Yestermorrow Design/Build School in Waitsfield, Vermont offers over 80 hands-on courses per year in design, construction, woodworking, and architectural craft and offers a variety of courses concentrating in sustainable design. Now in its 35th year, Yestermorrow is one of the only design/build schools in the country, teaching both design and construction skills. Our hands-on 1-day to 3-week workshops, certificate programs and semester programs are taught by top architects, builders, and craftspeople from across the country. For people of all ages and experience levels, from novice to professional.

Thursday, April 12, 2012

Connecting to the Designer Within: An Architect’s Immersion into Woodworking

by Anna Lucey, Woodworking Certificate student
Upon waking my first thought is: maybe I can use the planer to taper that wide board! The strangeness of waking with this thought is compounded by the fact that 11 weeks ago I didn’t even know what a planer was. The reality is this: the Yestermorrow Woodworking Certificate Program is a full-immersion course where you eat, breathe, and sleep the art and science of woodworking. As such, there comes a point where your subconscious takes over the sometimes daunting (but, in woodworking, ever-present) task of problem solving.

At work on a small-scale design/build project.
I came to Yestermorrow with a bachelors degree in architecture and four years of entry-level architecture work (a.k.a. “CAD monkeying”) behind me. The Woodworking Certificate Program caught my eye at a time when I felt disconnected from the designer within. I had spent so much time behind a computer screen fine tuning construction documents that I began losing perspective on what it was I actually enjoyed about architecture: problem solving and making things that were simultaneously useful and beautiful. Certainly woodworking, I told myself, must combine aspects of those things. 

And believe me, as someone who dreamt I was a log after our Stump to Sticker section, it does. 

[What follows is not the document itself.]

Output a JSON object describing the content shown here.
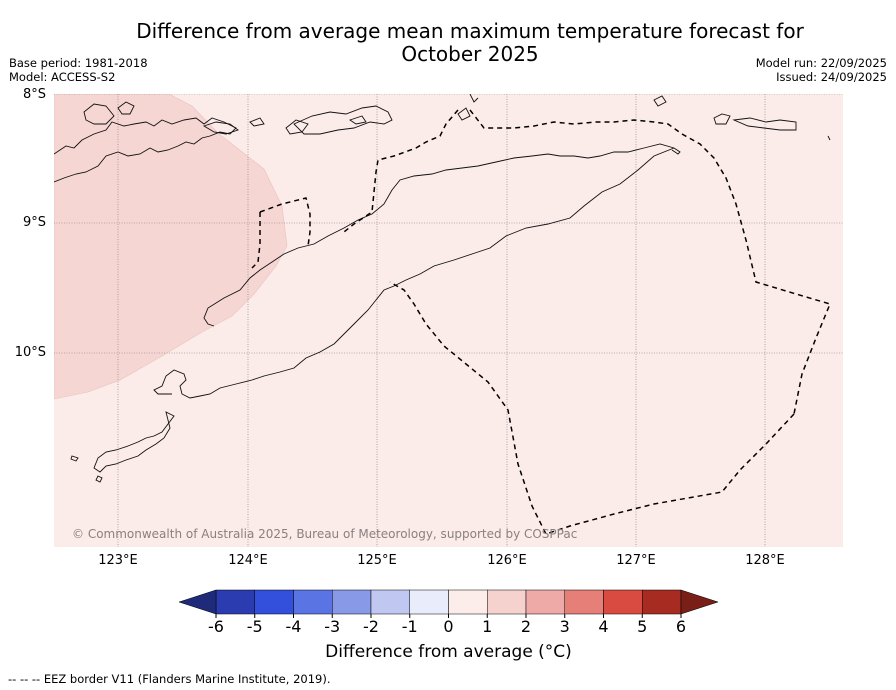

But it goes so beyond that. I’ve been completely blown away by what I’ve learned versus what I expected this course to be like. What I’ve come to realize as our 11-week program comes to an end is that woodworking is special because:

  1. You get to work with wood and, by extension, forests, trees, lumber mills, micro- (and macro) loggers, lumber yards, and in wood shops with other woodworkers.  
  2. You get to design and build! This process is truly precious to designers because of the conversation between materials and concept. I’ve been blown away at how “design opportunities” (read: “Oh sh*t I just cut this board too short!”), while initially frustrating, can lead to such a rich and sometimes unexpected end product. It’s truly exciting.  
  3. A direct cousin of 2, you get to use your hands all day long. The peacefulness of using a chisel or a hand plane is pretty much unparalleled. Even though you may casually drink 5 cups of coffee throughout the day, you’ll still fall into bed exhausted at the end of it.  
  4. It may have been Rem Koolhaas who said something along the lines of: “Architecture happens in elephant time while all those outside of architecture expect it to happen in rabbit time.” Yeah, yeah, Rem. We get it. But the beauty of woodworking is that is can and often does happen in rabbit time. This does wonders for the psychological well-being of those involved (read: It won’t take you three years to produce something that is so watered down by value engineering that it barely resembles the original beauty of the object you designed).  
  5. You get to smell the difference between walnut and butternut when ripped on the table saw, and in that moment you’ll realize: I love this. 
Hand carving on a shave horse
As with all 20-somethings, I was certain I would know exactly how this adventure in Vermont would go: I would work with my hands, learn a thing or two about wood, and head right back into an architecture office armed with this special new knowledge. But here I am at the end of a truly life-changing 11 weeks. And in this moment, I now realize that it is not the practice of woodworking that will make me a better architect. It is my practice of architecture that will make me a better woodworker. 

And by the way, the planer trick worked great.